TURN the clock back some 30 years, and regulars to Bonhams’ Knightbridge rooms might just recall a rather dapper, pinstripe-suited auctioneer by the name of Alexander Meddowes.
After 17 years, he left the London firm in 1984 to become deputy chairman of Christie's Scotland, but left that company last year.
He can still be seen wielding the gavel when he puts his rostrum expertise to good use at charity auctions, but his business life now revolves round his own fine art brokerage business with offices at 39 Royal Terrace, Edinburgh (Tel: 0131 558 1000).
It is from his central Edinburgh space that, until September 3, Mr Meddowes is presenting A Tribute to Fergus.
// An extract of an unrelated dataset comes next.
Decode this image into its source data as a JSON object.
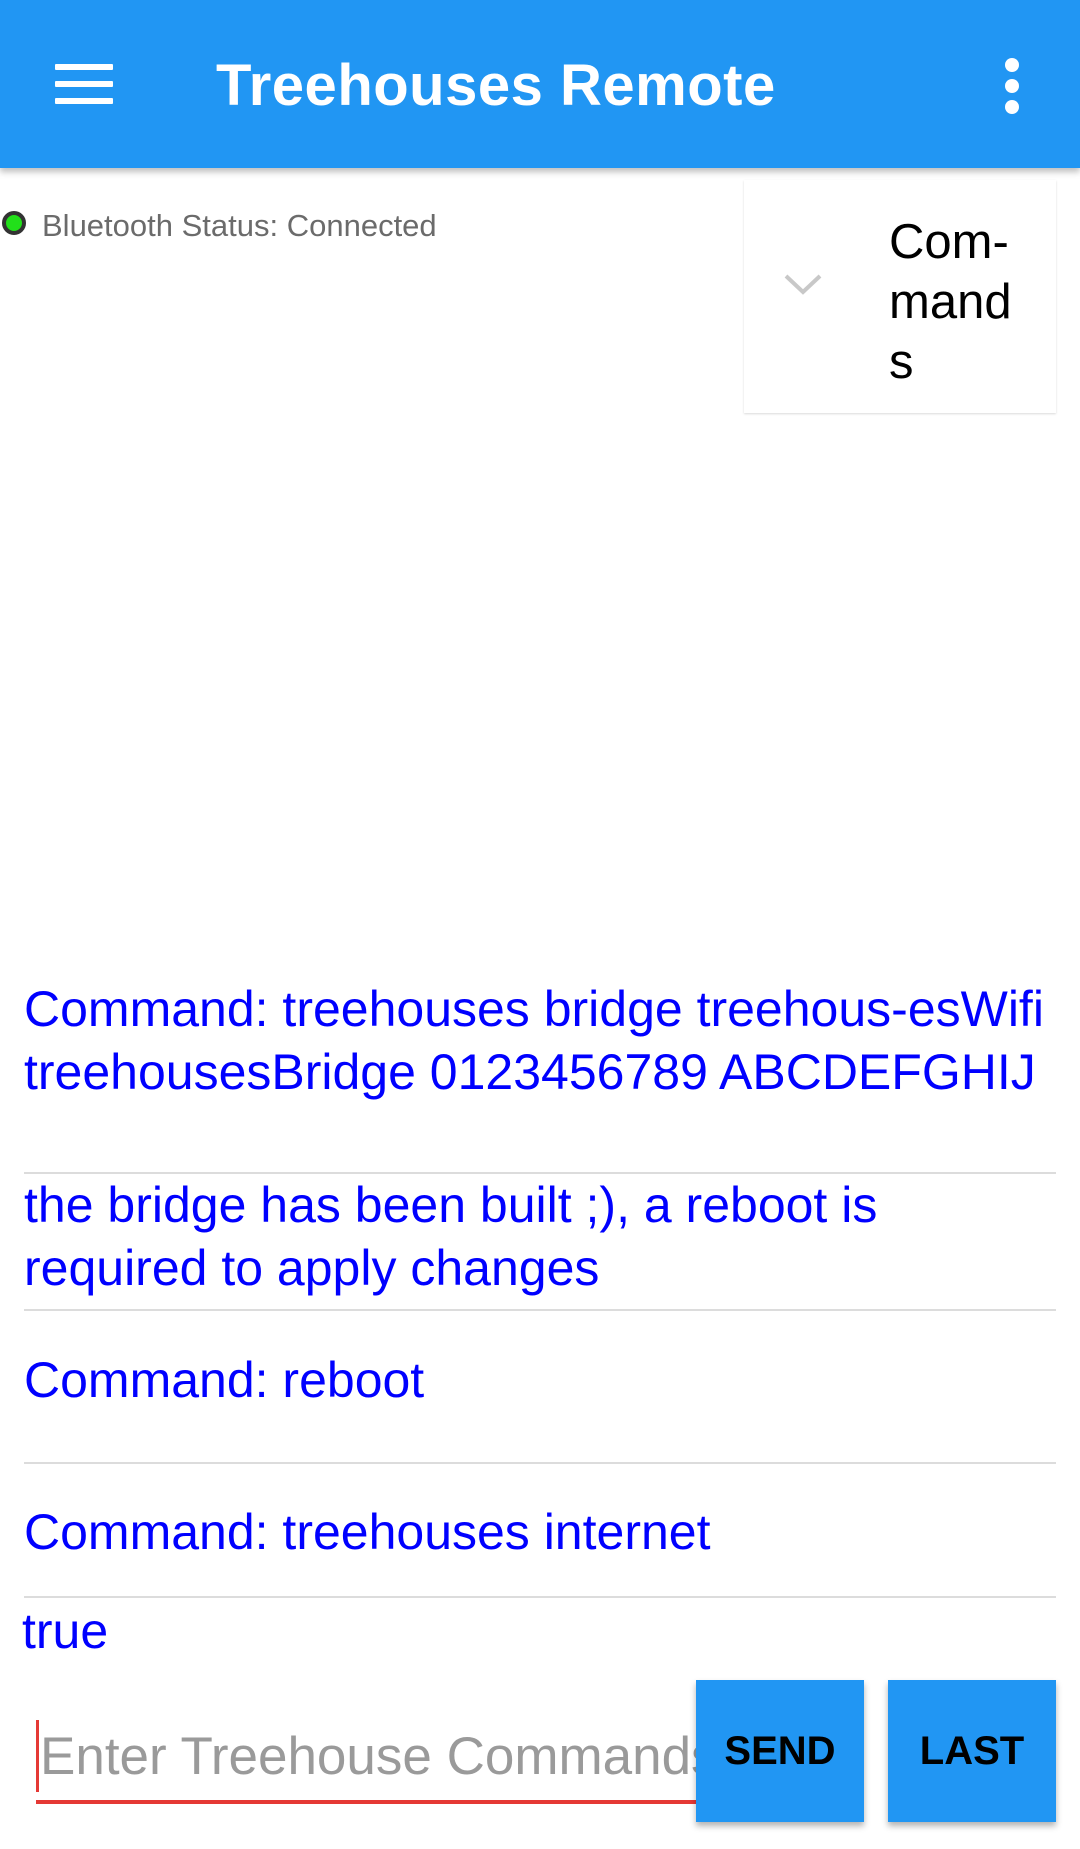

This impressive exhibition comprises 122 fresh-to-market drawings (£1000-11,000) by the Scottish Colourist, John Duncan Fergusson (1874-1961).
The works being offered for sale come from a Scottish couple, who, now in their eighties, feel unsettled at having such a valuable collection in their home.
This may be a sad reflection on the times we live in, but it certainly gives an impeccable provenance to the drawings which span a period of over 40 years and illustrate the artist's time in Edinburgh, Paris, London, Harlech and Glasgow.
The earliest works date from 1898 and include two pencil drawings of Fergusson's father, priced at £1600 and £2500.
The show spans Fergusson's output up to 1941, the date of a coloured chalk study of a chair, table and flowers at Glasgow's Botanic Gardens, which costs £3500.
The bulk of the drawings are portraits, figure subjects like dancers and nudes and Paris café scenes.
They include a number of portraits, priced from £1700 to £3200, of the American artist Anne Estelle Rice (1877-1959) whom Fergusson met in 1907 at the resort of Paris-Plage in north-east France.
There is an excellent illustrated catalogue with an introduction by Philip Long of the Scottish National Gallery of Modern Art, and all the works can be viewed on the website, www.alexandermeddowes.com.
Mr Meddowes last week reported that within days of the show's opening about half the works had sold, including some to public galleries.